Do people still care about Howard Hawks any more? Once upon a time he was right up there on the auteur tree, along with John Ford and Hitchcock. He never quite enjoyed the high brow acclaim of either of those but was always respected - his films perhaps enjoyed more for sheer enjoyment's sake.
This is a highly entertaining collection of interviews with the great man where he reminisces about the films and espouses his philosophy. Some of it feels like typical exaggeration - everything was his idea, he takes credit for a lot of the writing, stock Hollywood stuff - but other feels fresh and true: the importance of getting bad scenes over and done with quickly, how to cast someone interesting and different, freshness in writing, the necessary of a good story.

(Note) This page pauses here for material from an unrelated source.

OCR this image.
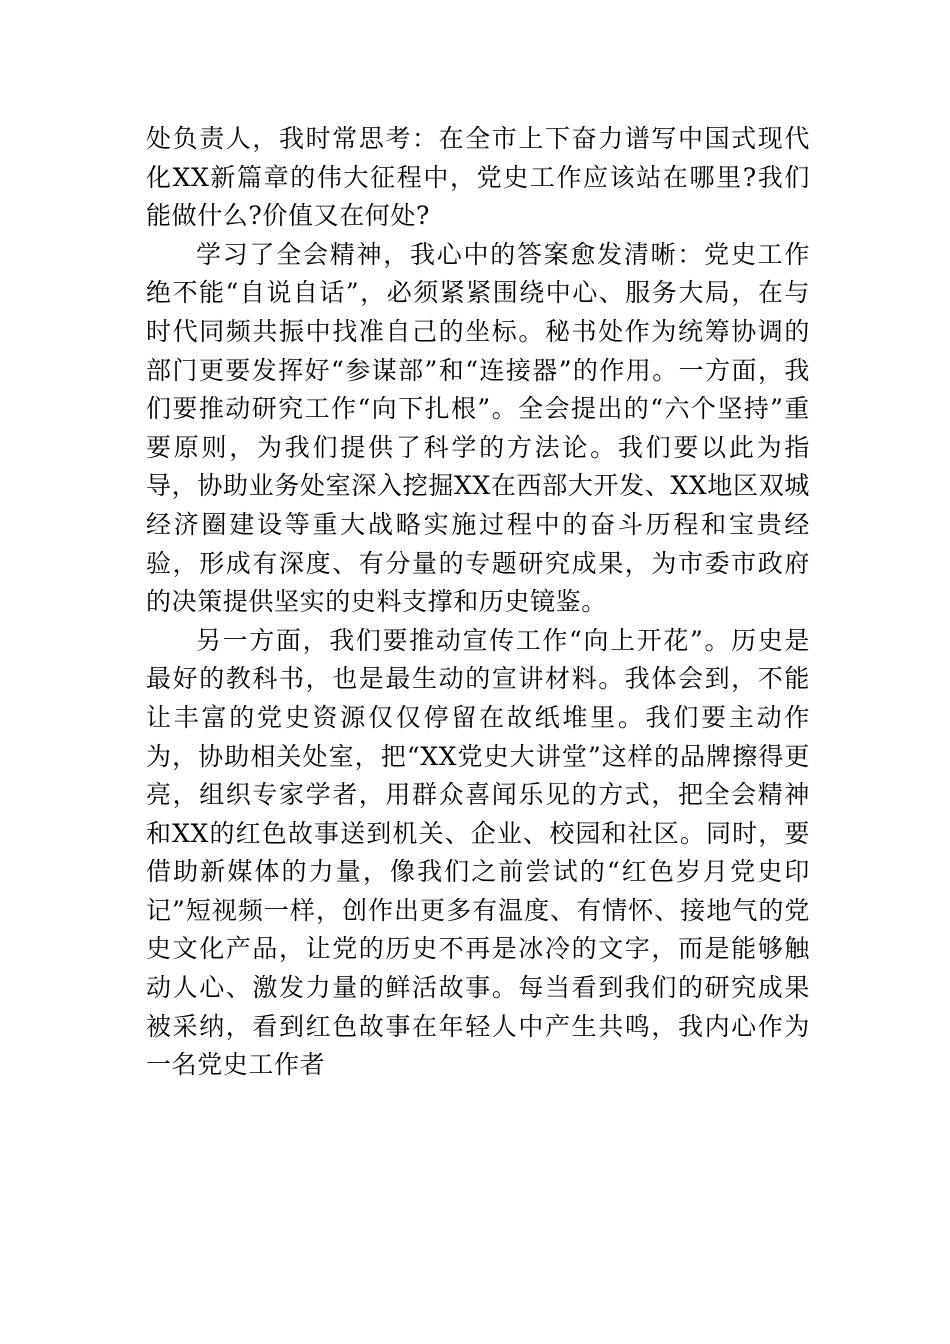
处负责人，我时常思考：在全市上下奋力谱写中国式现代化XX新篇章的伟大征程中，党史工作应该站在哪里?我们能做什么?价值又在何处?

学习了全会精神，我心中的答案愈发清晰：党史工作绝不能“自说自话”，必须紧紧围绕中心、服务大局，在与时代同频共振中找准自己的坐标。秘书处作为统筹协调的部门更要发挥好“参谋部”和“连接器”的作用。一方面，我们要推动研究工作“向下扎根”。全会提出的“六个坚持”重要原则，为我们提供了科学的方法论。我们要以此为指导，协助业务处室深入挖掘XX在西部大开发、XX地区双城经济圈建设等重大战略实施过程中的奋斗历程和宝贵经验，形成有深度、有分量的专题研究成果，为市委市政府的决策提供坚实的史料支撑和历史镜鉴。

另一方面，我们要推动宣传工作“向上开花”。历史是最好的教科书，也是最生动的宣讲材料。我体会到，不能让丰富的党史资源仅仅停留在故纸堆里。我们要主动作为，协助相关处室，把“XX党史大讲堂”这样的品牌擦得更亮，组织专家学者，用群众喜闻乐见的方式，把全会精神和XX的红色故事送到机关、企业、校园和社区。同时，要借助新媒体的力量，像我们之前尝试的“红色岁月党史印记”短视频一样，创作出更多有温度、有情怀、接地气的党史文化产品，让党的历史不再是冰冷的文字，而是能够触动人心、激发力量的鲜活故事。每当看到我们的研究成果被采纳，看到红色故事在年轻人中产生共鸣，我内心作为一名党史工作者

He slags off Rio Lobo and Jennifer O'Neill (says she got too big for her boots), has some interesting things to say about discovering Lauren Bacall, chats a lot about the movie he hoped to make in the 70s with Starsky and Hutch, wonders (as everyone does) why Paul Prentiss didn't become a big star, doesn't mention The Thing, is candid-ish about his less successful pics (The Land of the Pharoahs, Redline 5000), loves Wayne, Grant, Cagney and Bogart. It's a shame Hawks never wrote a memoir but this is great to have anyway - we're lucky to have it.